For as long as I can remember, my childhood memories have been vivid, almost photographic. I was diagnosed with hypermnesia, meaning I could recall events from as early as two or three years old with striking clarity. Yet, in stark contrast, my life between 18 and 31 feels like a blur. It’s a strange experience—this disconnection from the self. I used to think I couldn’t relate to the spiritual “asleep” phase that many people talk about, but now I understand. I lived it, unaware, through those years.
At 18, my life changed drastically. I lost a pregnancy, and with it, I lost my connection to my inner world. That world, which had always been my comfort, became a place of pain. I hid in jobs—crappy, soul-crushing jobs that took me farther away from who I was. I worked as a sales representative in a hypermarket, waking up at 4 a.m. while my peers were still coming out of clubs. At the time, I was also attending university, studying Communication, Media, and PR, although I had no real passion for it. It was just something I picked because, back then, I wasn’t questioning my choices. I was simply surviving.
I juggled three different jobs during university: selling cakes, gifts, and baby items in malls. My long-term boyfriend, the person I had lost the baby with, worked nearby. We were living parallel lives, caught in a monotonous loop of work and study, devoid of purpose. There are so many gaps in my memory from this time. I don’t remember the small moments. The connections I made with people feel distant. It’s as if I wasn’t fully present in my own life.

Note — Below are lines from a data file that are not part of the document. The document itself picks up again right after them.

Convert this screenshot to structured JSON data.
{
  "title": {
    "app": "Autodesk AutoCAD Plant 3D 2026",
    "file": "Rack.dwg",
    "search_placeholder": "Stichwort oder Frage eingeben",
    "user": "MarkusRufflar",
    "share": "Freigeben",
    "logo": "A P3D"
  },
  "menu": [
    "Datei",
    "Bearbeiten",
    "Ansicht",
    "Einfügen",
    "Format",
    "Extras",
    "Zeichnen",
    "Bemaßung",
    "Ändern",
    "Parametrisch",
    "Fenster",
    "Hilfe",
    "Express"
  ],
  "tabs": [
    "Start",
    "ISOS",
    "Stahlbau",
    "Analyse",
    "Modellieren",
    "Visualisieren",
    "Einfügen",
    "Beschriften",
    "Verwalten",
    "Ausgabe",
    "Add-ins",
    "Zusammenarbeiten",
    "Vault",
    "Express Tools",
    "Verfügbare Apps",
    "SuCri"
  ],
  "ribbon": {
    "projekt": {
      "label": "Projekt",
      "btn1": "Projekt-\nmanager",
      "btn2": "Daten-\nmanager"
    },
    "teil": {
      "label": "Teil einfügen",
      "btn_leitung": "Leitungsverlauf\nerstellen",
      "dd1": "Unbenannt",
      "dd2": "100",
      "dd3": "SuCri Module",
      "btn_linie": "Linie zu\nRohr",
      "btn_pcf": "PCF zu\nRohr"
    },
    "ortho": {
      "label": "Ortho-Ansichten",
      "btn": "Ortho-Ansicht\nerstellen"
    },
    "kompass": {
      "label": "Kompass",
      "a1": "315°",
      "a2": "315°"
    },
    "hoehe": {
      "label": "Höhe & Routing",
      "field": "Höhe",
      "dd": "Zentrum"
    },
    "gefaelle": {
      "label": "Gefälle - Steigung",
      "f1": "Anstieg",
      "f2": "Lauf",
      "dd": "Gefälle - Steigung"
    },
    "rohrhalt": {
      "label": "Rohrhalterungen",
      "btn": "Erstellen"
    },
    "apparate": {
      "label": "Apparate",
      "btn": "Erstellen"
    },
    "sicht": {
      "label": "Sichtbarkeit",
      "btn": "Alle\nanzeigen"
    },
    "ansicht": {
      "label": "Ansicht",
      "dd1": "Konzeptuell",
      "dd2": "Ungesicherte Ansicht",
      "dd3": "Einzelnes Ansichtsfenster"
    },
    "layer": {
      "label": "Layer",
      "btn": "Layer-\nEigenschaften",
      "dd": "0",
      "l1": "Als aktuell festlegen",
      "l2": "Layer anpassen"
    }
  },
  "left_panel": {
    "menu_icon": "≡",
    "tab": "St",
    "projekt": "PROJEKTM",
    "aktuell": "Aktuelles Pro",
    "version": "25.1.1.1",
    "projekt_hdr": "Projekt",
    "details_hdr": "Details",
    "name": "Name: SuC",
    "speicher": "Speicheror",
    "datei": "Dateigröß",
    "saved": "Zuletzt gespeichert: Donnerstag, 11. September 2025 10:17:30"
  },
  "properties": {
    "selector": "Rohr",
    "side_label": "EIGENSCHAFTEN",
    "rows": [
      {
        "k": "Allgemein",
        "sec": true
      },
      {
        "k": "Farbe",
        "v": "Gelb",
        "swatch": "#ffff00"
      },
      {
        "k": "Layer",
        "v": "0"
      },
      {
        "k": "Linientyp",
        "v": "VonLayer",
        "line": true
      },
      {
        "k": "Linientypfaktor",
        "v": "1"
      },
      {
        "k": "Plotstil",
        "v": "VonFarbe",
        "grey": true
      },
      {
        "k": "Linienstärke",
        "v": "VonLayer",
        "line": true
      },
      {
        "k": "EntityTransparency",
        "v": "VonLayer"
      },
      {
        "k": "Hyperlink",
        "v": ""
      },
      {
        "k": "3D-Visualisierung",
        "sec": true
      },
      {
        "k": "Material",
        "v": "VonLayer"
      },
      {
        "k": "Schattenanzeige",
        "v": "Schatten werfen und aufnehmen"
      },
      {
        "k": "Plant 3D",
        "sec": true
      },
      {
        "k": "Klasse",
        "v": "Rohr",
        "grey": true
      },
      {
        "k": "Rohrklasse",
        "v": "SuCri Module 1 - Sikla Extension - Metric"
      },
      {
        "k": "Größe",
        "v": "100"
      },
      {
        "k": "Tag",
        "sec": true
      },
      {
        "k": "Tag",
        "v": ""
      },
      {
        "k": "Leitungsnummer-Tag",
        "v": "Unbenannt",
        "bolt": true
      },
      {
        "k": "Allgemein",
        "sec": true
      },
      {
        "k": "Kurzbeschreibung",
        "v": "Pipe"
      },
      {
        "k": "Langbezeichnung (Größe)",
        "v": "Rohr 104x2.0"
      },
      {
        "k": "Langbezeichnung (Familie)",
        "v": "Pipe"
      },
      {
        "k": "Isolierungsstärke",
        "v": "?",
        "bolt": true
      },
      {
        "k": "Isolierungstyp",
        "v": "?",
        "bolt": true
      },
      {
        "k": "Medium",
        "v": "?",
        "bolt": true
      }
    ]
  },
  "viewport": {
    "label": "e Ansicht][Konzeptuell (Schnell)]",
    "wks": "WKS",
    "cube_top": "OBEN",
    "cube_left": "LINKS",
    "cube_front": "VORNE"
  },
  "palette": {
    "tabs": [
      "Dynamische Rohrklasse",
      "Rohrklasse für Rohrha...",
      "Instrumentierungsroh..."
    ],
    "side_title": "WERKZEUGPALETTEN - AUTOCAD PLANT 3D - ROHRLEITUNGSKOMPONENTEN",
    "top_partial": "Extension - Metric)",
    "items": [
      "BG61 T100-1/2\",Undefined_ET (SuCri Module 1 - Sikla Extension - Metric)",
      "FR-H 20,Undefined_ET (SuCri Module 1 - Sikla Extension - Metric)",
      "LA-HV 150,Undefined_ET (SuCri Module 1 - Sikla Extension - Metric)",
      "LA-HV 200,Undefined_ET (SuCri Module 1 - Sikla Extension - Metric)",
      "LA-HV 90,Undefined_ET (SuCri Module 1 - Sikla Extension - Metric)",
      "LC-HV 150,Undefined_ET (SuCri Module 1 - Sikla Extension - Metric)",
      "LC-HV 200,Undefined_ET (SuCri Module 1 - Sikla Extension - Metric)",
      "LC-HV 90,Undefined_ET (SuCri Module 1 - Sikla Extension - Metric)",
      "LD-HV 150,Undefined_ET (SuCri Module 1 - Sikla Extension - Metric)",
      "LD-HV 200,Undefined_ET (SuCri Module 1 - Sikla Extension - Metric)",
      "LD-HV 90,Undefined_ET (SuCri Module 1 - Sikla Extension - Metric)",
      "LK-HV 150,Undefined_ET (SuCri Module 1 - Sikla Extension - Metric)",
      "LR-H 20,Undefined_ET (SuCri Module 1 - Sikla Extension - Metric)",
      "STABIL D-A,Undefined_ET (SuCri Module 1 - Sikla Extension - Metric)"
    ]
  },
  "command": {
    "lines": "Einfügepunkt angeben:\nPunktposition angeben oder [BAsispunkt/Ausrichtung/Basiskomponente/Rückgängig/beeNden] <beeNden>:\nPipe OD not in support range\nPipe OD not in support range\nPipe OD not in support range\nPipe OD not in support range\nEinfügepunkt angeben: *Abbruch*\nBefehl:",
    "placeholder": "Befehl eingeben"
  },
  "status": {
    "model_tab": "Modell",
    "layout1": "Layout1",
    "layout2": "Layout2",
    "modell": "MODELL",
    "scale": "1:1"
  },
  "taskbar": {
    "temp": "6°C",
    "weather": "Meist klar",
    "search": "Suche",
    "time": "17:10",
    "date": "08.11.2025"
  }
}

During that time, I tried to reconnect with my inner self by dabbling in holistic practices and organizing tolerance courses for children. I even started an NGO to promote self-acceptance and mutual respect. I volunteered at festivals, threw myself into event organizing, and thought maybe I’d follow a career in public speaking. But nothing stuck. The disconnect was deep.
I got married at 23, right after university, and became pregnant during our honeymoon. This pregnancy brought a new wave of fear—fear of losing another baby, fear of not being good enough to raise a child. I threw myself into studying again, this time about parenthood. I became a mother-to-mother breastfeeding consultant through La Leche League and hosted events for moms to support one another. But even this didn’t bring me back to my inner self.
At 25, we moved to Malta, and I fell into one of the deepest depressions of my life. I took on more studies, this time in Positive Parenting (or as I like to call it, Authentic Parenting), to understand the deep connection between our shadows and how we raise our children. But despite the courses, the work in schools, and the recognition from NGOs, I wasn’t smiling anymore. I sank further into myself, isolating from the world. My dental health deteriorated, my self-esteem plummeted, and my weight fluctuated drastically.
A brief moment of empowerment came when I gave birth to my daughter. Being known as “Daria Stan, the Positive Parenting lady” by the midwives at the hospital was a reminder that I had some power left within me. But it wasn’t enough to pull me out of the darkness. It would take nearly two more years of what I can only describe as a dark night of the soul—a period where I gave up on almost everything.
Yet, as the haze of that time began to lift, I felt a stirring, a call back to the deep, spiritual self I had lost along the way. It was the beginning of my reawakening, and even though the journey back has been hard, it’s been worth every step.